In the 2017-18 fiscal year, the Buncombe County School system received 64 percent of its funding from the state and 30 percent from local government.
Between fiscal year 2013 and fiscal year 2017, local government has increased its funding for the Buncombe County School system by 31 percent. Statewide, local government funding for schools has only increased by nine percent on average.
Over that same period, Buncombe County School’s state funding increased by 10 percent, while federal funding dropped by 32 percent.
“When you look at the state numbers and federal numbers, it’s a darn good thing that you do support us,” Tony Baldwin, the superintendent of the Buncombe County School system, told commissioners on May 8. “As a veteran administrator, I see that trend continuing. I think the dependence upon local funding will continue in this state.”
Local funding is also a fundamental part of the budget for the Asheville City School system. Administrators expect that 81 percent of the system’s 2018-19 budget will come from Buncombe County and the city of Asheville, with Buncombe County picking up the larger portion of the tab. City property owners pay a supplemental city schools tax in addition to their other city and county taxes.
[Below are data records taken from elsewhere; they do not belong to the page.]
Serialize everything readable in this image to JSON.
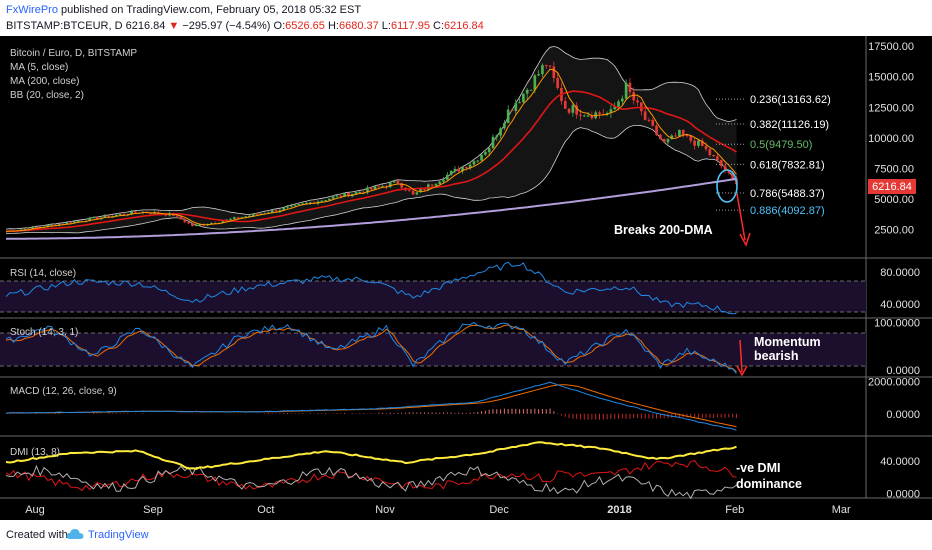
{
  "header": {
    "publisher": "FxWirePro",
    "published_text": "published on TradingView.com, February 05, 2018 05:32 EST",
    "symbol": "BITSTAMP:BTCEUR, D",
    "last": "6216.84",
    "change_arrow": "▼",
    "change": "−295.97 (−4.54%)",
    "ohlc_o_label": "O:",
    "ohlc_o": "6526.65",
    "ohlc_h_label": "H:",
    "ohlc_h": "6680.37",
    "ohlc_l_label": "L:",
    "ohlc_l": "6117.95",
    "ohlc_c_label": "C:",
    "ohlc_c": "6216.84"
  },
  "footer": {
    "created_with": "Created with",
    "brand": "TradingView",
    "brand_icon": "tradingview-cloud-icon"
  },
  "colors": {
    "background": "#000000",
    "up_candle": "#4caf50",
    "down_candle": "#e53935",
    "ma5": "#ff9800",
    "ma50_red": "#e01616",
    "ma200": "#b39ddb",
    "bb": "#cfcfcf",
    "rsi": "#1e88e5",
    "stoch_k": "#1e88e5",
    "stoch_d": "#ef6c00",
    "macd": "#1e88e5",
    "signal": "#ef6c00",
    "hist": "#e53935",
    "dmi_adx": "#ffeb3b",
    "dmi_plus": "#b0b0b0",
    "dmi_minus": "#e01616",
    "band_fill": "#2a1a3e",
    "last_price_tag": "#e53935",
    "annotation_arrow": "#ff2a2a",
    "circle": "#4fc3f7"
  },
  "chart_data": [
    {
      "type": "candlestick",
      "title": "Bitcoin / Euro, D, BITSTAMP",
      "legend": [
        "MA (5, close)",
        "MA (200, close)",
        "BB (20, close, 2)"
      ],
      "y_axis_ticks": [
        "17500.00",
        "15000.00",
        "12500.00",
        "10000.00",
        "7500.00",
        "5000.00",
        "2500.00"
      ],
      "y_axis_values": [
        17500,
        15000,
        12500,
        10000,
        7500,
        5000,
        2500
      ],
      "ylim": [
        500,
        18000
      ],
      "x_axis_ticks": [
        "Aug",
        "Sep",
        "Oct",
        "Nov",
        "Dec",
        "2018",
        "Feb",
        "Mar"
      ],
      "x_axis_dates": [
        "2017-08-01",
        "2017-09-01",
        "2017-10-01",
        "2017-11-01",
        "2017-12-01",
        "2018-01-01",
        "2018-02-01",
        "2018-03-01"
      ],
      "xlim": [
        "2017-07-28",
        "2018-03-10"
      ],
      "last_price_label": "6216.84",
      "price_keypoints": [
        {
          "date": "2017-07-28",
          "close": 2350
        },
        {
          "date": "2017-08-10",
          "close": 2900
        },
        {
          "date": "2017-08-20",
          "close": 3400
        },
        {
          "date": "2017-09-01",
          "close": 3950
        },
        {
          "date": "2017-09-10",
          "close": 3700
        },
        {
          "date": "2017-09-15",
          "close": 2800
        },
        {
          "date": "2017-09-22",
          "close": 3150
        },
        {
          "date": "2017-10-01",
          "close": 3700
        },
        {
          "date": "2017-10-12",
          "close": 4400
        },
        {
          "date": "2017-10-20",
          "close": 5000
        },
        {
          "date": "2017-11-01",
          "close": 5800
        },
        {
          "date": "2017-11-08",
          "close": 6400
        },
        {
          "date": "2017-11-12",
          "close": 5300
        },
        {
          "date": "2017-11-20",
          "close": 6800
        },
        {
          "date": "2017-11-28",
          "close": 8100
        },
        {
          "date": "2017-12-02",
          "close": 9300
        },
        {
          "date": "2017-12-07",
          "close": 12200
        },
        {
          "date": "2017-12-12",
          "close": 14000
        },
        {
          "date": "2017-12-17",
          "close": 16100
        },
        {
          "date": "2017-12-22",
          "close": 12500
        },
        {
          "date": "2017-12-28",
          "close": 12000
        },
        {
          "date": "2018-01-03",
          "close": 12000
        },
        {
          "date": "2018-01-07",
          "close": 14100
        },
        {
          "date": "2018-01-12",
          "close": 11500
        },
        {
          "date": "2018-01-17",
          "close": 9500
        },
        {
          "date": "2018-01-21",
          "close": 10300
        },
        {
          "date": "2018-01-27",
          "close": 9300
        },
        {
          "date": "2018-02-01",
          "close": 7700
        },
        {
          "date": "2018-02-05",
          "close": 6216.84
        }
      ],
      "fibonacci": [
        {
          "label": "0.236(13163.62)",
          "value": 13163.62
        },
        {
          "label": "0.382(11126.19)",
          "value": 11126.19
        },
        {
          "label": "0.5(9479.50)",
          "value": 9479.5
        },
        {
          "label": "0.618(7832.81)",
          "value": 7832.81
        },
        {
          "label": "0.786(5488.37)",
          "value": 5488.37
        },
        {
          "label": "0.886(4092.87)",
          "value": 4092.87
        }
      ],
      "annotation": "Breaks 200-DMA"
    },
    {
      "type": "line",
      "title": "RSI (14, close)",
      "y_axis_ticks": [
        "80.0000",
        "40.0000"
      ],
      "y_axis_values": [
        80,
        40
      ],
      "ylim": [
        25,
        95
      ],
      "bands": [
        70,
        30
      ],
      "series_keypoints": [
        {
          "date": "2017-07-28",
          "value": 50
        },
        {
          "date": "2017-08-15",
          "value": 68
        },
        {
          "date": "2017-09-01",
          "value": 66
        },
        {
          "date": "2017-09-15",
          "value": 44
        },
        {
          "date": "2017-10-01",
          "value": 62
        },
        {
          "date": "2017-10-20",
          "value": 72
        },
        {
          "date": "2017-11-01",
          "value": 70
        },
        {
          "date": "2017-11-12",
          "value": 48
        },
        {
          "date": "2017-11-28",
          "value": 78
        },
        {
          "date": "2017-12-10",
          "value": 92
        },
        {
          "date": "2017-12-22",
          "value": 55
        },
        {
          "date": "2018-01-07",
          "value": 62
        },
        {
          "date": "2018-01-17",
          "value": 40
        },
        {
          "date": "2018-01-28",
          "value": 38
        },
        {
          "date": "2018-02-05",
          "value": 28
        }
      ]
    },
    {
      "type": "line",
      "title": "Stoch (14, 3, 1)",
      "y_axis_ticks": [
        "100.0000",
        "0.0000"
      ],
      "y_axis_values": [
        100,
        0
      ],
      "ylim": [
        -8,
        105
      ],
      "bands": [
        80,
        20
      ],
      "annotation": "Momentum bearish",
      "series_keypoints": [
        {
          "date": "2017-07-28",
          "value": 60
        },
        {
          "date": "2017-08-08",
          "value": 90
        },
        {
          "date": "2017-08-20",
          "value": 30
        },
        {
          "date": "2017-09-01",
          "value": 88
        },
        {
          "date": "2017-09-15",
          "value": 5
        },
        {
          "date": "2017-09-28",
          "value": 75
        },
        {
          "date": "2017-10-10",
          "value": 95
        },
        {
          "date": "2017-10-22",
          "value": 40
        },
        {
          "date": "2017-11-05",
          "value": 90
        },
        {
          "date": "2017-11-12",
          "value": 10
        },
        {
          "date": "2017-11-25",
          "value": 95
        },
        {
          "date": "2017-12-10",
          "value": 92
        },
        {
          "date": "2017-12-22",
          "value": 15
        },
        {
          "date": "2018-01-07",
          "value": 85
        },
        {
          "date": "2018-01-16",
          "value": 10
        },
        {
          "date": "2018-01-23",
          "value": 40
        },
        {
          "date": "2018-02-05",
          "value": 0
        }
      ]
    },
    {
      "type": "line",
      "title": "MACD (12, 26, close, 9)",
      "y_axis_ticks": [
        "2000.0000",
        "0.0000"
      ],
      "y_axis_values": [
        2000,
        0
      ],
      "ylim": [
        -1250,
        2150
      ],
      "series_keypoints": [
        {
          "date": "2017-07-28",
          "value": 50
        },
        {
          "date": "2017-09-01",
          "value": 150
        },
        {
          "date": "2017-10-01",
          "value": 120
        },
        {
          "date": "2017-11-01",
          "value": 300
        },
        {
          "date": "2017-11-28",
          "value": 700
        },
        {
          "date": "2017-12-18",
          "value": 1950
        },
        {
          "date": "2018-01-01",
          "value": 900
        },
        {
          "date": "2018-01-15",
          "value": 50
        },
        {
          "date": "2018-02-05",
          "value": -1000
        }
      ]
    },
    {
      "type": "line",
      "title": "DMI (13, 8)",
      "y_axis_ticks": [
        "40.0000",
        "0.0000"
      ],
      "y_axis_values": [
        40,
        0
      ],
      "ylim": [
        -3,
        68
      ],
      "annotation": "-ve DMI dominance",
      "series_keypoints": [
        {
          "date": "2017-07-28",
          "value": 38
        },
        {
          "date": "2017-08-15",
          "value": 50
        },
        {
          "date": "2017-09-01",
          "value": 52
        },
        {
          "date": "2017-09-15",
          "value": 30
        },
        {
          "date": "2017-10-01",
          "value": 40
        },
        {
          "date": "2017-10-20",
          "value": 52
        },
        {
          "date": "2017-11-10",
          "value": 38
        },
        {
          "date": "2017-12-01",
          "value": 50
        },
        {
          "date": "2017-12-15",
          "value": 63
        },
        {
          "date": "2018-01-01",
          "value": 55
        },
        {
          "date": "2018-01-15",
          "value": 42
        },
        {
          "date": "2018-02-05",
          "value": 57
        }
      ]
    }
  ]
}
The increased funding requested by the three school systems would help pay for state salary and benefit adjustments, textbooks, utilities, new staff positions to address behavioral health and programs designed to bolster the graduation rate.
Still in flux is whether the commissioners will approve increased tax rates for 12 out of the county’s 20 fire departments. If approved without change, the tax rate increases would amount to a total of $2.7 million in extra spending by the county.
County fire chiefs made the funding request during the work session on May 8. Several said they were requesting increases because they were losing fire fighters to departments that offer better pay. Departments also hope to secure more money for infrastructure and updated vehicles.
The FY2018-19 requests are as follows:
- Barnardsville: $0.16/$100 to $0.20/$100
- Broad River: $0.14/$100 to $0.16/$100
- East Buncombe: $.099/$100 to $0.12/$100
- Fairview: $0.105/$100 to $0.17/$100
- French Broad: $0.14/$100 to $0.165/$100
- North Buncombe: $0.112/$100 to $0.12/$100
- Reynolds: $0.113/$100 to $0.123/$100
- Riceville: $0.11/$100 to $0.128/$100
- Skyland: $0.091/$100 to $0.11/$100
- Swannanoa: $0.129/$100 to $0.14/$100
- Upper Hominy: $0.125/$100 to $0.145/$100
- West Buncombe: $0.12/$100 to $0.135/$100
County residents can offer input on the proposed budget during a public hearing at 5 p.m. on Tuesday, June 5, in the Board of Commissioners chamber on the third floor of 200 College St. in Asheville.
Residents can also learn more about the budget by visiting an interactive online portal created by the county.
The Board of Commissioners will meet at 5 p.m. on Tuesday, May 15, in the third floor conference room at 200 College St. in Asheville.